Une étape importante est franchie vers le Brexit. La Commission européenne, qui mène les négociations du Brexit au nom de l'UE à 27, a estimé vendredi que des "progrès suffisants" ont été atteints sur les conditions du divorce avec le Royaume-Uni. La porte est donc ouverte pour la deuxième phase des négociations.
Place au Conseil européen. Il revient désormais au Conseil européen, instance qui regroupe les dirigeants des Etats membres, de valider le constat de la Commission, est-il précisé dans un communiqué de l'exécutif européen. "Si les 27 États membres acceptent notre évaluation, nous, la Commission européenne et notre négociateur en chef Michel Barnier, sommes prêts à entamer immédiatement les travaux de la deuxième phase des négociations", a précisé Jean-Claude Juncker après sa rencontre avec Theresa May vendredi.
Décision attendue le 15 décembre. "Il appartient désormais au Conseil européen (à 27) de décider le 15 décembre 2017 si des progrès suffisants ont été effectivement réalisés pour passer à la deuxième étape des négociations", est-il précisé dans un communiqué. Les avancées exigées par l'UE ont été réalisées dans les trois dossiers jugés prioritaires : la gestion de la frontière entre l'Irlande et la province britannique d'Irlande du Nord, le règlement financier de la séparation et les droits des citoyens expatriés. "Les citoyens de l'Union vivant au Royaume-Uni et les citoyens britanniques installés dans l'UE à 27 conserveront les mêmes droits une fois que le Royaume-Uni aura quitté l'UE", assure la Commission.
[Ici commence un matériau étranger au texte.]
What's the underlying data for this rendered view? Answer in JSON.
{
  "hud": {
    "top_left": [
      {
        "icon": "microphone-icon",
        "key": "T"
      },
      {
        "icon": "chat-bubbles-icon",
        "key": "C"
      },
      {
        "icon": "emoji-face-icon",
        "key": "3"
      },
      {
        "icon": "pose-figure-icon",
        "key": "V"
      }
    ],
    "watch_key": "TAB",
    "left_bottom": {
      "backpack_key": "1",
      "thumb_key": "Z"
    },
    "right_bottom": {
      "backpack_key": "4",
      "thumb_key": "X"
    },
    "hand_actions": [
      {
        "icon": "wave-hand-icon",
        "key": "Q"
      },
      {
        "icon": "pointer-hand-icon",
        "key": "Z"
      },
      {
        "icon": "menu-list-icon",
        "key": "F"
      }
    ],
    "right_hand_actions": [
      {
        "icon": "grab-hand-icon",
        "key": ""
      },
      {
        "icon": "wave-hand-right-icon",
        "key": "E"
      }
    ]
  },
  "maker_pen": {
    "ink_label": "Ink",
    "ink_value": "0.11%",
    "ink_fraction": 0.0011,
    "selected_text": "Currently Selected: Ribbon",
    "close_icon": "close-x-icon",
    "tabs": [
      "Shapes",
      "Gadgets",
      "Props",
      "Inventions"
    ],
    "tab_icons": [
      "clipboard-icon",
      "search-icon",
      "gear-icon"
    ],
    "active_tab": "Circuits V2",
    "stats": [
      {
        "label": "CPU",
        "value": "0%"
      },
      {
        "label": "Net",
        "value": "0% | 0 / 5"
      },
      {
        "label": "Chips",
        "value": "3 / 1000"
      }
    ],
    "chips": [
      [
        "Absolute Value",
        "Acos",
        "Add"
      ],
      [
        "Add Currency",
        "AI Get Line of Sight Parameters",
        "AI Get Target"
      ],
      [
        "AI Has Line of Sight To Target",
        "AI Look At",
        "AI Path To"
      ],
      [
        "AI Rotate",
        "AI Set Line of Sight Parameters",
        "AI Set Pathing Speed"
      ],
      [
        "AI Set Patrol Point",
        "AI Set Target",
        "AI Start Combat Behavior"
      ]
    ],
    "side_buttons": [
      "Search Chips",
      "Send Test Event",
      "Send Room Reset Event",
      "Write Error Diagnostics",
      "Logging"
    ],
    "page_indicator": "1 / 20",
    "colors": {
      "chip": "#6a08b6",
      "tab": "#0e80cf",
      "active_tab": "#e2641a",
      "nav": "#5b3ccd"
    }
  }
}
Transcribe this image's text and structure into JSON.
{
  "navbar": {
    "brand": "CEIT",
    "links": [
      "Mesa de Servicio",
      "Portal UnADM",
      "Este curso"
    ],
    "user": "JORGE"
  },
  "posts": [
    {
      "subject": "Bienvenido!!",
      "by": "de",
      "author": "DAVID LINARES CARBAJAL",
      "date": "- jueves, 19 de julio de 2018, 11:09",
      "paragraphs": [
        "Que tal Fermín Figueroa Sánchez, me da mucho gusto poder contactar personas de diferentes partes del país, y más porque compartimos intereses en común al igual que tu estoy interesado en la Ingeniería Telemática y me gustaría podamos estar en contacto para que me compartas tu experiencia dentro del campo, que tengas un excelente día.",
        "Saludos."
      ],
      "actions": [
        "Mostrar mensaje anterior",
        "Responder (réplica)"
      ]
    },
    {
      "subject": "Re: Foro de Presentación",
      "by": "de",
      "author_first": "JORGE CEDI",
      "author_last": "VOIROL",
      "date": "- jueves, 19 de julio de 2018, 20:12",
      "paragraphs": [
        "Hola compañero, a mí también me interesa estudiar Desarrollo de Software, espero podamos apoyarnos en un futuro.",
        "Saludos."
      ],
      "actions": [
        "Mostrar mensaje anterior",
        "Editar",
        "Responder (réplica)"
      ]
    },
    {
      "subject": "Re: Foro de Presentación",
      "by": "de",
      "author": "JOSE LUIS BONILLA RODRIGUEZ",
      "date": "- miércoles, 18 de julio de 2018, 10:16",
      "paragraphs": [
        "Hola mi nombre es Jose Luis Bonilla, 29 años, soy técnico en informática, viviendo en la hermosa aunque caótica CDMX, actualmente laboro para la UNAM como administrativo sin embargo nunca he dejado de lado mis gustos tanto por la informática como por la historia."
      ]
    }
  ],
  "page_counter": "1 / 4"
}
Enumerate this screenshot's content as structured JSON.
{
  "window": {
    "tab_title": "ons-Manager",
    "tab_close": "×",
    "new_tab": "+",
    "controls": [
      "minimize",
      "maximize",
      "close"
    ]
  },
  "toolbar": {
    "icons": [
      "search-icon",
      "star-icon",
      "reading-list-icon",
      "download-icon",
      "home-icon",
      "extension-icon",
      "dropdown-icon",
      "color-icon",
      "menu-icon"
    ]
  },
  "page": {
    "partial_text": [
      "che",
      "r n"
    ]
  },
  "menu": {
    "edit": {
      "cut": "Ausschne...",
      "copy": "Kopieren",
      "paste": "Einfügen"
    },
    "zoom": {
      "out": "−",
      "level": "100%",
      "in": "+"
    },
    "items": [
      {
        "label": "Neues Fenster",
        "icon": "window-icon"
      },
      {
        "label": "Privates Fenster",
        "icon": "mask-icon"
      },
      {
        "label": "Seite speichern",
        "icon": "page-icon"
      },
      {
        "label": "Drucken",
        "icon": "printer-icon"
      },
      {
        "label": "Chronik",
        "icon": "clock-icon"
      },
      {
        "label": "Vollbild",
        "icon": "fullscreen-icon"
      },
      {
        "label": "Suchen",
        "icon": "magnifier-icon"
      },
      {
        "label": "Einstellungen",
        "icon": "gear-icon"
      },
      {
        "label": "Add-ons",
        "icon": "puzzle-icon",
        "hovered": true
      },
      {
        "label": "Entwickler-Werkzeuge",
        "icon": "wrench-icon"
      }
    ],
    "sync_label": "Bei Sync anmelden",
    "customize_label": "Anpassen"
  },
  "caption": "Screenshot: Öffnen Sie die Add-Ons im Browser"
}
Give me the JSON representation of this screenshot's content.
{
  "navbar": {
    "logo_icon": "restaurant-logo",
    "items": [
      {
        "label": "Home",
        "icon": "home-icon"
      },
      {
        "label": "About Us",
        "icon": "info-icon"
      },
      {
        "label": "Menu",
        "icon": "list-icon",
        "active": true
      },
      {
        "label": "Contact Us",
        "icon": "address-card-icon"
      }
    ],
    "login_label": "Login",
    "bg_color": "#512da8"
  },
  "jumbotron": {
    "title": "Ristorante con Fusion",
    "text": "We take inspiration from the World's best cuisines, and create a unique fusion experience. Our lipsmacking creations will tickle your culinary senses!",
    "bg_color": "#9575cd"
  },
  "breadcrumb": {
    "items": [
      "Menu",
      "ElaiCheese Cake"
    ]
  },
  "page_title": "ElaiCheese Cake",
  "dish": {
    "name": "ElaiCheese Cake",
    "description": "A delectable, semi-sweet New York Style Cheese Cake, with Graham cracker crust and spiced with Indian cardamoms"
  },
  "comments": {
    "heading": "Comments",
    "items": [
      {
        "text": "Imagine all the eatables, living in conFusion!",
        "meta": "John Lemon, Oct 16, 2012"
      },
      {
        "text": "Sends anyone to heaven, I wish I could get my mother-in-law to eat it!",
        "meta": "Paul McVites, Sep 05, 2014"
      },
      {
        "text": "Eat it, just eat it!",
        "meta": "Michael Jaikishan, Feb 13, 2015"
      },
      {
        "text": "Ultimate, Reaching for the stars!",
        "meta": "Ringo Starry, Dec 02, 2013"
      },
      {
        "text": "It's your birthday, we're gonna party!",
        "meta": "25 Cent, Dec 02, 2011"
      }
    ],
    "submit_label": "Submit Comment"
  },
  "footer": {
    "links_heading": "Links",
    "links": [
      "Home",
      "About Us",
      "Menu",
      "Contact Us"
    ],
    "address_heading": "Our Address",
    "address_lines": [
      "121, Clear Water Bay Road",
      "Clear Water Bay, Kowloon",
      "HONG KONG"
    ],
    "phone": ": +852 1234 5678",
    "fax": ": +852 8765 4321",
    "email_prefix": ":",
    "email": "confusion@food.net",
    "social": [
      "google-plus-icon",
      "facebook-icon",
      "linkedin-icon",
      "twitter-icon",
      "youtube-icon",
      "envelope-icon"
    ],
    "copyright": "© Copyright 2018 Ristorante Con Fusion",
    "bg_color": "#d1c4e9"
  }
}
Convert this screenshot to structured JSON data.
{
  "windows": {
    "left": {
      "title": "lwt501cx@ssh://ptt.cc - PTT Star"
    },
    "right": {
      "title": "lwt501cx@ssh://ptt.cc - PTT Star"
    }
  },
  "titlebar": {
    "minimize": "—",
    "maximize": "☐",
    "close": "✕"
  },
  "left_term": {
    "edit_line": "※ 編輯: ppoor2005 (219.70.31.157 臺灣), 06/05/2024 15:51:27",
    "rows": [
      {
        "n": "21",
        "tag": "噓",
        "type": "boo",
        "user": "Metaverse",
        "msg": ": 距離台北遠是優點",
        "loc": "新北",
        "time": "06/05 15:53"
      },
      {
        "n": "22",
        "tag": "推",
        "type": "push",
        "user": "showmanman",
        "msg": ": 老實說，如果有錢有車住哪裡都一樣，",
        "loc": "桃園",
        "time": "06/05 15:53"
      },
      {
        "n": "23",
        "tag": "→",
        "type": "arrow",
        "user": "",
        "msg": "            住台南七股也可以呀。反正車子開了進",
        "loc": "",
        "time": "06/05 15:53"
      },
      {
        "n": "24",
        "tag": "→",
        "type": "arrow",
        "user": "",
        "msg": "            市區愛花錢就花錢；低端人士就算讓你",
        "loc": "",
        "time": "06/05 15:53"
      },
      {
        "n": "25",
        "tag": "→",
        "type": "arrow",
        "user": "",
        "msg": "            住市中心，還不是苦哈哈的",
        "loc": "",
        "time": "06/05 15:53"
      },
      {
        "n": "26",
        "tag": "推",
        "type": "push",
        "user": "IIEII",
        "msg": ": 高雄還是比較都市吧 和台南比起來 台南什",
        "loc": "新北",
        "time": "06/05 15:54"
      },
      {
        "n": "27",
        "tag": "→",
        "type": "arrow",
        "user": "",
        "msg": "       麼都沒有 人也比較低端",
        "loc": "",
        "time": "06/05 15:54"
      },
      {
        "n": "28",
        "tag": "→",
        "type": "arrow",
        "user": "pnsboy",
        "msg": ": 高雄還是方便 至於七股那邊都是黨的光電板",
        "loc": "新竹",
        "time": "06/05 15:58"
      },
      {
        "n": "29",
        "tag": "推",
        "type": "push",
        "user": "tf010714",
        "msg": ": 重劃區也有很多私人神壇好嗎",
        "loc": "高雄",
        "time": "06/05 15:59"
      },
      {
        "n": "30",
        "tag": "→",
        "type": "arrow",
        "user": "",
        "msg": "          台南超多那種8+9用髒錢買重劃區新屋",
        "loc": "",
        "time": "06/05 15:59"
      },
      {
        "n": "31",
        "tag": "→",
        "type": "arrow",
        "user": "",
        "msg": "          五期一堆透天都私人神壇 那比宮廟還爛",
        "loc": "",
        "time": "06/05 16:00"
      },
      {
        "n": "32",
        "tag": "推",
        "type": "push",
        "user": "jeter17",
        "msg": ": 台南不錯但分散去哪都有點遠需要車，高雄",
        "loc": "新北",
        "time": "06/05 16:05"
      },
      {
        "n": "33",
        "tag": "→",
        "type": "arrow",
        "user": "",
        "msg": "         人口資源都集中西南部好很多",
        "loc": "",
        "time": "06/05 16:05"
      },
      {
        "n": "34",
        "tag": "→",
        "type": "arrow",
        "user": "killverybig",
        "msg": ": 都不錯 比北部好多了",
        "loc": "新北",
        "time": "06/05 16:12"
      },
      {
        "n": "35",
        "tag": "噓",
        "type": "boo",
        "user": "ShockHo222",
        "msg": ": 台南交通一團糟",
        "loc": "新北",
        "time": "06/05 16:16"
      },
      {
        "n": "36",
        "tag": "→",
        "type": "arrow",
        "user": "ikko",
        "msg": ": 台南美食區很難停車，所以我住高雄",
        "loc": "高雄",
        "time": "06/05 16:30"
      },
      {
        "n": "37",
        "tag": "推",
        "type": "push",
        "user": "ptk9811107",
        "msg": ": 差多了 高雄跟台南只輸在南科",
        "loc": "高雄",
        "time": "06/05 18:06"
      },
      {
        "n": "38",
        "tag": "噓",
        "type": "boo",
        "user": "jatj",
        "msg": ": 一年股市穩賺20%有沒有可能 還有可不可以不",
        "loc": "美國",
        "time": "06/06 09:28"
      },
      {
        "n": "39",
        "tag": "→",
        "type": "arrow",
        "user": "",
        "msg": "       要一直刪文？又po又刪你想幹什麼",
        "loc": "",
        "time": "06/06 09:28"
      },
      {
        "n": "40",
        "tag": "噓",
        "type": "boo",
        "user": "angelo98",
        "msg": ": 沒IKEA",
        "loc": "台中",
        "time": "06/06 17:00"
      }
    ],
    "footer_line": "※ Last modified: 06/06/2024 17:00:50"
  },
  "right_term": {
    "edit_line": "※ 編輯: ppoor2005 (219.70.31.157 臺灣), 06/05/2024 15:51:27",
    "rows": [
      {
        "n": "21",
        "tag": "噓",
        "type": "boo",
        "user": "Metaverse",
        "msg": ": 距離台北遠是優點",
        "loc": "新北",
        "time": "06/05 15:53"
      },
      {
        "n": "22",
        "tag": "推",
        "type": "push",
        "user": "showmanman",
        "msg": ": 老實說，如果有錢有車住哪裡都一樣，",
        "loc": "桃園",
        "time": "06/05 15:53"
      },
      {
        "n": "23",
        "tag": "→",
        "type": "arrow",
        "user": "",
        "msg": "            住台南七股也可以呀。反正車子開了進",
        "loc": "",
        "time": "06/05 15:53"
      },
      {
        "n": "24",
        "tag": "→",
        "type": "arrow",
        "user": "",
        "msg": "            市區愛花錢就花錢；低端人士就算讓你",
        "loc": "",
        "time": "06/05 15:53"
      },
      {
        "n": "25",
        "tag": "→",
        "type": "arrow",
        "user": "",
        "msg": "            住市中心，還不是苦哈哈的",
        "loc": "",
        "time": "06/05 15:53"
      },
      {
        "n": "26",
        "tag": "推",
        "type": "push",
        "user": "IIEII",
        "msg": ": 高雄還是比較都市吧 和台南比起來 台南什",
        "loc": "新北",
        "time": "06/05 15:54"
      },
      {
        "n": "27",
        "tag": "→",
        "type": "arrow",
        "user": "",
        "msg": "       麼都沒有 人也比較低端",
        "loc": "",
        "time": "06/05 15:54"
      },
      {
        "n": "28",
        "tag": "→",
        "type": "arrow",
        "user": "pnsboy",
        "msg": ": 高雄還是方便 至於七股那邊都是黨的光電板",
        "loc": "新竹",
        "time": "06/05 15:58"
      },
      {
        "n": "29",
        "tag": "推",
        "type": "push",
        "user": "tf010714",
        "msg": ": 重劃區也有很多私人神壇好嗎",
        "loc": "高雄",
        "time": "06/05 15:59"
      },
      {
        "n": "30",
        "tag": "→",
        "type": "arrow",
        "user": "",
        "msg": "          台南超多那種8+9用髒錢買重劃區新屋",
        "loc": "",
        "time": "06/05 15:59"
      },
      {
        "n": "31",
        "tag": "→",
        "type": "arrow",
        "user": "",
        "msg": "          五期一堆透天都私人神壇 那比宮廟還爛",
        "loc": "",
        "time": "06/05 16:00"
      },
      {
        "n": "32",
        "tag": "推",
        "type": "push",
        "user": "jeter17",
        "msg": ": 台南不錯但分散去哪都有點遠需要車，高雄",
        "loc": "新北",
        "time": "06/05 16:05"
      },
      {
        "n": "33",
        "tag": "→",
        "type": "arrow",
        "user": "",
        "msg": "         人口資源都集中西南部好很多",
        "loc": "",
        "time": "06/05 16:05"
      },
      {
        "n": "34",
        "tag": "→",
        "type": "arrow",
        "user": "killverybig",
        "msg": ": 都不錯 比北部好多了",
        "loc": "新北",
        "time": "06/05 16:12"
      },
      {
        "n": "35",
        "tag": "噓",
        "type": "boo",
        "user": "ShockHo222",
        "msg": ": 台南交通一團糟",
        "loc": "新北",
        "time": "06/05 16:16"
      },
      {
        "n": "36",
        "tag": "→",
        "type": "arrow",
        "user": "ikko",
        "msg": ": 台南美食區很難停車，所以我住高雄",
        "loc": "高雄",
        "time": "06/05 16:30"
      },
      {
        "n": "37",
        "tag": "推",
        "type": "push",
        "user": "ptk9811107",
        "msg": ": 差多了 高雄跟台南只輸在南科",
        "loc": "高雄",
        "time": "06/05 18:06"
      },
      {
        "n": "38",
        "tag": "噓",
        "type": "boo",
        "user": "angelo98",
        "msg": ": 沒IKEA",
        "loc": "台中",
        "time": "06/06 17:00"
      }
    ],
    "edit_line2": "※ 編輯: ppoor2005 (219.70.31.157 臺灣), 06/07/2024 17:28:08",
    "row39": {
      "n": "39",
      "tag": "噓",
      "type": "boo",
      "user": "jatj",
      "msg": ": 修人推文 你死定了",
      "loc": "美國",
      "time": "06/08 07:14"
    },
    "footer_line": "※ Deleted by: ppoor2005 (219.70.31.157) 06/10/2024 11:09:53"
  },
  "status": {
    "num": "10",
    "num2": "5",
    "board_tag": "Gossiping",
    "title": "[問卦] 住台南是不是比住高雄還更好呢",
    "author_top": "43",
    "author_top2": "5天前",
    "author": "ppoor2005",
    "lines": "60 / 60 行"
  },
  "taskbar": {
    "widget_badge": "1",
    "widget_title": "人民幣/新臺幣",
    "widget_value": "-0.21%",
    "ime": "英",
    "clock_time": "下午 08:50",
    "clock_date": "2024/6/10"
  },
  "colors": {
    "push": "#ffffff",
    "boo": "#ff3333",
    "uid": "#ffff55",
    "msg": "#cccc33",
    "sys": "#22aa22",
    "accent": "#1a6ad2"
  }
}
"L'absence de frontière dure". Londres a aussi "pris des engagements importants pour éviter la mise en place d'une frontière physique" entre l'Irlande et la province britannique d'Irlande du Nord. "En Irlande du Nord, nous garantirons qu'il n'y aura pas de de frontière dure", a expliqué Theresa May lors d'une conférence de presse à Bruxelles.